Top Three Cybersecurity Game Changers
ISACA Forms Cybersecurity Task Force Featuring Leading Industry CSOs
Auckland, New Zealand, (20 June 2013)—Cybercrime is on the rise, but will grow even faster if organisations ignore an emerging group of cybersecurity game
changers: always-on connectivity, an increasingly IT-centric society, and a new class system that separates people by
technology skills. ISACA’s latest guide, Transforming Cybersecurity Using COBIT 5, examines the impact of these game changers and how to manage and transform security by using COBIT 5, a business
framework for the governance and management of enterprise information and technology. Along with publication of the
guide, IT association ISACA also announced today the formation of a global cybersecurity task force.
The three game changers named in the guide provide both motive and opportunity for cybersecurity breaches and criminal
activities—especially the advanced persistent threat (APT) —if ignored:
Click for big version.
“In just the past three years, the number of threats and vulnerabilities has grown almost exponentially. By using COBIT
5, security professionals have a systematic approach for overcoming some of their biggest internal barriers—especially
inadequate budget and lack of senior management support,” said Rolf von Roessing, CISA, CISM, CGEIT, CISSP, FBCI, lead
developer of the guide and president of FORFA AG.
This latest addition to ISACA’s cybersecurity series is designed for information security managers, corporate security
managers, end users, service providers, IT administrators and IT auditors. It includes guidance on using the COBIT 5
framework to integrate cybersecurity with an overall approach to security governance, risk management and compliance, as
well as eight principles for transforming security.
“The enormous opportunities inherent with cloud, mobility, social networking and big data also create significant
security risks, and most organizations are ill-prepared to respond effectively. If we want to defend ourselves from
sophisticated and targeted cyberattacks, it’s time to shift the industry’s thinking from a focus on compliance and
perimeter security to a more proactive posture that is all about protecting the crown jewels,” said Eddie Schwartz,
CISA, CISM, chair of ISACA’s Cybersecurity Task Force and chief information security officer (CISO) at RSA, The Security
Division of EMC.
A recent ISACA cybersecurity survey
of more than 1,500 security professionals worldwide found that 94 percent of respondents believe that the APT
represents a credible threat to national security and economic stability. Top risks were seen as loss of enterprise
intellectual property (26 percent), loss of customer or employee personally identifiable information (24 percent) and
damage to corporate reputation (21 percent).
ISACA Global Cybersecurity Task Force
As part of its ongoing commitment to helping business and IT leaders maximize value and manage risk related to
information and technology, ISACA also announced the formation of a cybersecurity task force to drive research, guidance
and advocacy.

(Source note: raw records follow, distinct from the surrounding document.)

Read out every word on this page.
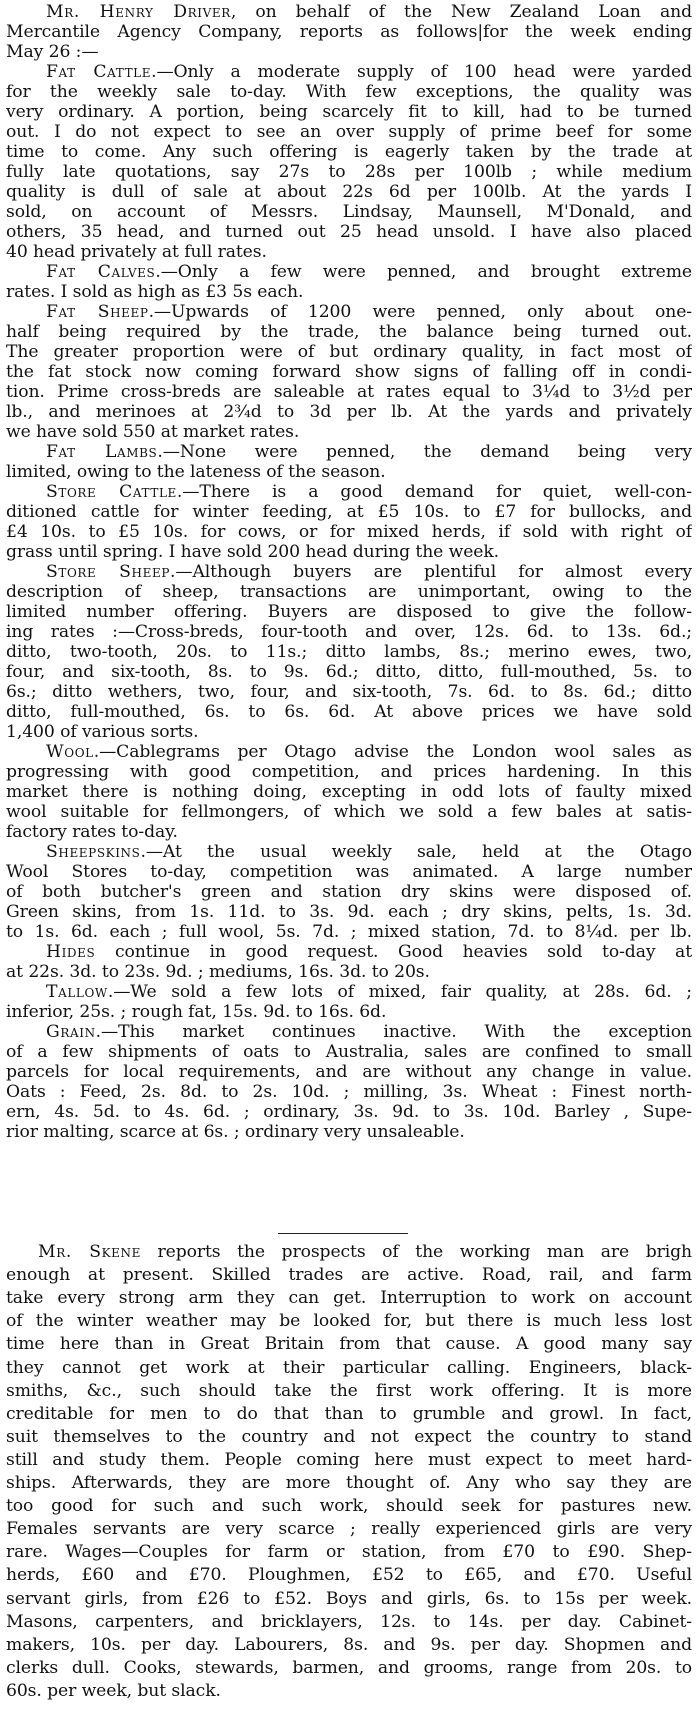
Mr. Henry Driver, on behalf of the New Zealand Loan and
Mercantile Agency Company, reports as follows|for the week ending
May 26 :—
Fat Cattle.—Only a moderate supply of 100 head were yarded
for the weekly sale to-day. With few exceptions, the quality was
very ordinary. A portion, being scarcely fit to kill, had to be turned
out. I do not expect to see an over supply of prime beef for some
time to come. Any such offering is eagerly taken by the trade at
fully late quotations, say 27s to 28s per 100lb ; while medium
quality is dull of sale at about 22s 6d per 100lb. At the yards I
sold, on account of Messrs. Lindsay, Maunsell, M'Donald, and
others, 35 head, and turned out 25 head unsold. I have also placed
40 head privately at full rates.
Fat Calves.—Only a few were penned, and brought extreme
rates. I sold as high as £3 5s each.
Fat Sheep.—Upwards of 1200 were penned, only about one-
half being required by the trade, the balance being turned out.
The greater proportion were of but ordinary quality, in fact most of
the fat stock now coming forward show signs of falling off in condi-
tion. Prime cross-breds are saleable at rates equal to 3¼d to 3½d per
lb., and merinoes at 2¾d to 3d per lb. At the yards and privately
we have sold 550 at market rates.
Fat Lambs.—None were penned, the demand being very
limited, owing to the lateness of the season.
Store Cattle.—There is a good demand for quiet, well-con-
ditioned cattle for winter feeding, at £5 10s. to £7 for bullocks, and
£4 10s. to £5 10s. for cows, or for mixed herds, if sold with right of
grass until spring. I have sold 200 head during the week.
Store Sheep.—Although buyers are plentiful for almost every
description of sheep, transactions are unimportant, owing to the
limited number offering. Buyers are disposed to give the follow-
ing rates :—Cross-breds, four-tooth and over, 12s. 6d. to 13s. 6d.;
ditto, two-tooth, 20s. to 11s.; ditto lambs, 8s.; merino ewes, two,
four, and six-tooth, 8s. to 9s. 6d.; ditto, ditto, full-mouthed, 5s. to
6s.; ditto wethers, two, four, and six-tooth, 7s. 6d. to 8s. 6d.; ditto
ditto, full-mouthed, 6s. to 6s. 6d. At above prices we have sold
1,400 of various sorts.
Wool.—Cablegrams per Otago advise the London wool sales as
progressing with good competition, and prices hardening. In this
market there is nothing doing, excepting in odd lots of faulty mixed
wool suitable for fellmongers, of which we sold a few bales at satis-
factory rates to-day.
Sheepskins.—At the usual weekly sale, held at the Otago
Wool Stores to-day, competition was animated. A large number
of both butcher's green and station dry skins were disposed of.
Green skins, from 1s. 11d. to 3s. 9d. each ; dry skins, pelts, 1s. 3d.
to 1s. 6d. each ; full wool, 5s. 7d. ; mixed station, 7d. to 8¼d. per lb.
Hides continue in good request. Good heavies sold to-day at
at 22s. 3d. to 23s. 9d. ; mediums, 16s. 3d. to 20s.
Tallow.—We sold a few lots of mixed, fair quality, at 28s. 6d. ;
inferior, 25s. ; rough fat, 15s. 9d. to 16s. 6d.
Grain.—This market continues inactive. With the exception
of a few shipments of oats to Australia, sales are confined to small
parcels for local requirements, and are without any change in value.
Oats : Feed, 2s. 8d. to 2s. 10d. ; milling, 3s. Wheat : Finest north-
ern, 4s. 5d. to 4s. 6d. ; ordinary, 3s. 9d. to 3s. 10d. Barley , Supe-
rior malting, scarce at 6s. ; ordinary very unsaleable.
Mr. Skene reports the prospects of the working man are brigh
enough at present. Skilled trades are active. Road, rail, and farm
take every strong arm they can get. Interruption to work on account
of the winter weather may be looked for, but there is much less lost
time here than in Great Britain from that cause. A good many say
they cannot get work at their particular calling. Engineers, black-
smiths, &c., such should take the first work offering. It is more
creditable for men to do that than to grumble and growl. In fact,
suit themselves to the country and not expect the country to stand
still and study them. People coming here must expect to meet hard-
ships. Afterwards, they are more thought of. Any who say they are
too good for such and such work, should seek for pastures new.
Females servants are very scarce ; really experienced girls are very
rare. Wages—Couples for farm or station, from £70 to £90. Shep-
herds, £60 and £70. Ploughmen, £52 to £65, and £70. Useful
servant girls, from £26 to £52. Boys and girls, 6s. to 15s per week.
Masons, carpenters, and bricklayers, 12s. to 14s. per day. Cabinet-
makers, 10s. per day. Labourers, 8s. and 9s. per day. Shopmen and
clerks dull. Cooks, stewards, barmen, and grooms, range from 20s. to
60s. per week, but slack.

Eight information security professionals from locations around the world were named to the Cybersecurity
· Eddie Schwartz, CISO at RSA, The Security Division of EMC (USA) (chair)
· Brent Conran, Chief Security Officer, McAfee (USA)
· Marcus Sachs, Vice President for National Security Policy, Verizon (USA)
· Neil Barlow, Head of Information Security Governance, Risk & Compliance (GRC), Euronext, NYSE (UK)
· Samuel Linares, Director and Founder, Industrial Cybersecurity Center (Spain)
· John Lyons, Chief Executive, International Cyber Security Protection Alliance (UK)
· Manuel Aceves, Director General, Cerberian Consulting (Mexico)
· Derek Grocke, Security & Infrastructure Manager, Internode (Australia)
Commenting on the new Global Cybersecurity Task Force Jo Stewart-Rattray, CISA, CISM, CGEIT, CRISC, FACS CP,
International director of ISACA and director of information security and IT assurance at BRM Holdich, said: “ISACA’s new
Global Cybersecurity Task Force is an important milestone and will provide pragmatic guidance for organisations in an
emerging area. I am delighted that my colleague Derek Grocke has been appointed to this taskforce as he has significant
experience in this field of practice and will bring an Oceania perspective to the group’s offerings.”
Transforming Cybersecurity Using COBIT 5 is the third installment in a cybersecurity series from ISACA, a global association of 110,000 information security,
assurance, risk and governance professionals. The first two installments, Advanced Persistent Threat Awareness Study Results
and Responding to Targeted Cyberattacks
, are available at www.isaca.org/cyber
The guide is available at no charge to members of ISACA; non-members can purchase a print or electronic version at www.isaca.org/cybersecurity-cobit
ISACA will address cybersecurity issues at its Oceania CACS 2013 Conference
in Adelaide, Australia held 23-27 September 2013.